Общаться, по правде говоря, Александр Алексеевич после 5 лет отсидки, особо ни с кем не хотел, все только по необходимости. Контингент здесь был, по правде говоря, ещё тот.
Жил он в совсем другом мире, без этих высоких белых потолков и мрачноватого электрического освещения. Очень тяжело было первые полгода, потом не сказать, чтобы легче, но пообвыклось, притёрлось.
Не раз Серов пытался работать, даже кое-что записал, но в отсутствии коллег и необходимого любому творческому человеку что писателю, что учёному антуража, признания, дело не пошло.
В самые тягостные и томительные дни он научился отключаться. Сначала этому способствовали воспоминания из босоногого далёкого детства, когда все были живы, и всё вокруг неоценимо хорошо. Солнце после дождя светило необычайно ярко, брызги летели из-под ступней, а лужи были и не лужи вовсе, а целые озера искрящейся воды.
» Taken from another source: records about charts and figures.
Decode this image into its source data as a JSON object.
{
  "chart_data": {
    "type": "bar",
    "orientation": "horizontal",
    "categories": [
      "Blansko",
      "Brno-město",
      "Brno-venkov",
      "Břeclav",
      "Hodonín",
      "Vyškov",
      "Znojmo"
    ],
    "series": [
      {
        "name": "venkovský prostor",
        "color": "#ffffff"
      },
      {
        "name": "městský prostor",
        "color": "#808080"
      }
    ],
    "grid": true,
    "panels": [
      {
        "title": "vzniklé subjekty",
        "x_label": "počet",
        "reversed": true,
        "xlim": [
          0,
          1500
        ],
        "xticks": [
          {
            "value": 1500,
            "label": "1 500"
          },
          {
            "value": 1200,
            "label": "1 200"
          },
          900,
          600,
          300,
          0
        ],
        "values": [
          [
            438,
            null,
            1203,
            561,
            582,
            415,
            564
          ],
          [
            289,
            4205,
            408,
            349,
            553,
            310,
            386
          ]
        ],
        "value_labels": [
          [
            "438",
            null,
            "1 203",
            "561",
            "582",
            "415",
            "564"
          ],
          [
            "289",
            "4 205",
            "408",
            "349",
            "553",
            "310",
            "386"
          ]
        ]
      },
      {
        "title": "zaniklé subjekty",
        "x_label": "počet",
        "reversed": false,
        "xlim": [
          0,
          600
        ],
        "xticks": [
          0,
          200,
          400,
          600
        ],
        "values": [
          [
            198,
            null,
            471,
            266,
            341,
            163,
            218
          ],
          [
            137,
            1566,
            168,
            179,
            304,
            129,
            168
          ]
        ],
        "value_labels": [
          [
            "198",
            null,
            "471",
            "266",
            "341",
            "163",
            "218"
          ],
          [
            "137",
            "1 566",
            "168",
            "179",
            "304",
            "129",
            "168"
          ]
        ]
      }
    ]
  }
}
Потом научился как-то, сам не понял как, путешествовать во сне, не во сне и что есть сон? Это были минуты и часы в сверкающих мирах созданных его фантазией, толи и на самом деле в других мирах нашей такой сложной и неизученной ещё в восьми остальных плоскостях Вселенной. Разум и любопытство исследователя были той самой машиной, которая носила его по галактикам, виртуальным сотам и пузырям, реликтовым излучениям, хроновывертам, струнам, червоточинам или туннелям, чёрным и белым дырам, в гости к тёмным материям, кристаллам, энергиям, пентакваркам и шести бозонам Хигса.
В необузданной голове рождались новые гипотезы, сложные теории обретали не менее сложные пояснения, сменялись одни на другие, ещё более сложные, но удивлявшие своей изысканностью и всеобщей заданной целесообразностью.
Как ни парадоксально звучит, лекарства видимо тому в какой-то мере способствовали.
Человек такая скотина, ко всему привыкает, адаптируется, но надежда таки тлела. Надежда, в отличие от Виктории всегда умирает последней, даже в психушке.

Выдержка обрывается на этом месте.